Le 30 octobre dernier, le Conseil exécutif de la Banque mondiale a approuvé une nouvelle Politique forestière. Après un processus de consultation qui a été un des plus longs et des plus controversés de ceux que la Banque a jamais conduits, la politique révisée a été approuvée après deux journées de débats d'une force inouïe, et malgré les objections de certains gouvernements. Bien que le texte définitif reste à être officiellement diffusé, les éléments principaux en sont déjà clairs. Revenant sur le document de 1991, qui interdisait à la Banque de financer l'exploitation de bois dans les forêts tropicales primaires, la nouvelle politique vise à éviter toute opération de la Banque provoquant des dégâts "significatifs" dans les "forêts critiques", tandis que les projets forestiers doivent à leur tour être soumis à la certification.

La plupart des ONGs ont demandé que l'interdiction d'abattage dans les forêts anciennes soit maintenue, et étendue aux forêts boréales, tempérées et sèches. Ces organisations ont de fortes craintes que le manque de clarté sur le volume de dégâts à considérer comme "significatif" et sur la définition des forêts "critiques" ne permettent à beaucoup de projets destructeurs de se poursuivre. L'absence de mesures de sauvegarde destinées à protéger les droits des populations forestières vulnérables est une autre source majeure d'inquiétude pour les ONGs. Les mécanismes de protection proposés aux habitants des forêts incluses dans des projets forestiers n'ont pas été étendus aux populations forestières affectées par des prêts concernant des projets non forestiers. La nouvelle politique fait d'ailleurs confiance aux procédés établis dans la politique des Habitats Naturels existante qui, d'après certains commentateurs, permet en fait la destruction d'habitats critiques, à la discrétion des Vice-présidents régionaux de la Banque.

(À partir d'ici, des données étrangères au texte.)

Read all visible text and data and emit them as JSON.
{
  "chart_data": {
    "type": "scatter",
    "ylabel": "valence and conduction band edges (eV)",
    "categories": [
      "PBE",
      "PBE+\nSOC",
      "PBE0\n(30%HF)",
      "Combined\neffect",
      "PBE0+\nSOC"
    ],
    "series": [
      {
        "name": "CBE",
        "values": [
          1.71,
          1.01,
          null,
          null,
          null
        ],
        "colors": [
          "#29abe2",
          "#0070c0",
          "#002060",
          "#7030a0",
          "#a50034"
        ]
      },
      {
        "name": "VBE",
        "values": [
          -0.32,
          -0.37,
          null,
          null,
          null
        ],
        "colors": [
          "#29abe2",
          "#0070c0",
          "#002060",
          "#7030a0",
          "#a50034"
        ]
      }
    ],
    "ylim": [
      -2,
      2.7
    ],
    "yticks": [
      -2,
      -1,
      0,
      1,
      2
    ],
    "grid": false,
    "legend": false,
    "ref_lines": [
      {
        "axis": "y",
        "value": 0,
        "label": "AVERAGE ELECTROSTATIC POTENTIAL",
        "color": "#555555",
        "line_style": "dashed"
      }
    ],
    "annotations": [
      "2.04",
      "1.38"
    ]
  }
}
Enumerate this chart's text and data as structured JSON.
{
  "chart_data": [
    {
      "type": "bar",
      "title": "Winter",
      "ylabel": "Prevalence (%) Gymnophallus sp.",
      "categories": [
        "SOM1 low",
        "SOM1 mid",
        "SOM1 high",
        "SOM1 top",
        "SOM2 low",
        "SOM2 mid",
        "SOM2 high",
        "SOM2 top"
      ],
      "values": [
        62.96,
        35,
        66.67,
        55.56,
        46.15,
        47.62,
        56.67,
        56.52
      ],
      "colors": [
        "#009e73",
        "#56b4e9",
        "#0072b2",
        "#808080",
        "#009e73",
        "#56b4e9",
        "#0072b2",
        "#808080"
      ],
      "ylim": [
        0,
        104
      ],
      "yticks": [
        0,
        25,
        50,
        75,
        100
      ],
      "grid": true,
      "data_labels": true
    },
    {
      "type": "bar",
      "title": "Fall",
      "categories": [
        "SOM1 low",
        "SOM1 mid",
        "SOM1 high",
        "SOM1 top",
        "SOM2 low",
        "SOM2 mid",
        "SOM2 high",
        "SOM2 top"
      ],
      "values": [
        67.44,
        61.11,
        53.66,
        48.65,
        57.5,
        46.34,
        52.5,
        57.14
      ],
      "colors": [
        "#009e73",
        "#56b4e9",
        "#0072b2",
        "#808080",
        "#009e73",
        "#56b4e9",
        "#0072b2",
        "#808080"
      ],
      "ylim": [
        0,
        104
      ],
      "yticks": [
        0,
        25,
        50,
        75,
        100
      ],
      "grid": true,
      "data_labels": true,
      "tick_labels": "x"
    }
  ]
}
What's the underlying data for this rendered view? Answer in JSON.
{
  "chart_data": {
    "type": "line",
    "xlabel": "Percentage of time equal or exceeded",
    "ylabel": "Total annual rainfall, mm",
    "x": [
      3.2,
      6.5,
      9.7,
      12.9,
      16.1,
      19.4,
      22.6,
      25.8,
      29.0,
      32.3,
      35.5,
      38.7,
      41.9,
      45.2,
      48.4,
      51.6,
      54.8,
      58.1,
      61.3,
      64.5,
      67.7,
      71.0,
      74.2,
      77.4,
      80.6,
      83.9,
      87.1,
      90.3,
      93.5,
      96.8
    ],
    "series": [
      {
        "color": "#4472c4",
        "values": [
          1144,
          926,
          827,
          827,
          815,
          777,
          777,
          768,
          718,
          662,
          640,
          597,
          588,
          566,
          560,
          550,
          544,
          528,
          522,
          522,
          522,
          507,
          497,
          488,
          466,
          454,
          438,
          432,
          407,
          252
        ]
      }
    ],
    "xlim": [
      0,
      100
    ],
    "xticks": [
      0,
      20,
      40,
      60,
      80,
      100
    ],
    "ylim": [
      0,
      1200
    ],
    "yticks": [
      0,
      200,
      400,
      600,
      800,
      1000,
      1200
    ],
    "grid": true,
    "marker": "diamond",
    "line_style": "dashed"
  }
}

L'une des questions les plus débattues par le Conseil a été de savoir si cette politique devait s'appliquer aux prêts d'Ajustement structurel ou programmatiques, qui constituent à l'heure actuelle plus du tiers des prêts de la Banque. La nouvelle politique ne s'applique pas à ces prêts, mais un compromis a été atteint par le Conseil, par lequel on exige aux Vice-présidences régionales d'obtenir des avis techniques sur des prêts susceptibles de provoquer des dégâts "significatif" aux forêts. Cependant, cette exigence ne figurera pas par écrit. En raison de la nature controversée de la nouvelle politique, le Conseil a exigé également une analyse indépendante de la mise en place de la nouvelle stratégie sur une période de trois ans.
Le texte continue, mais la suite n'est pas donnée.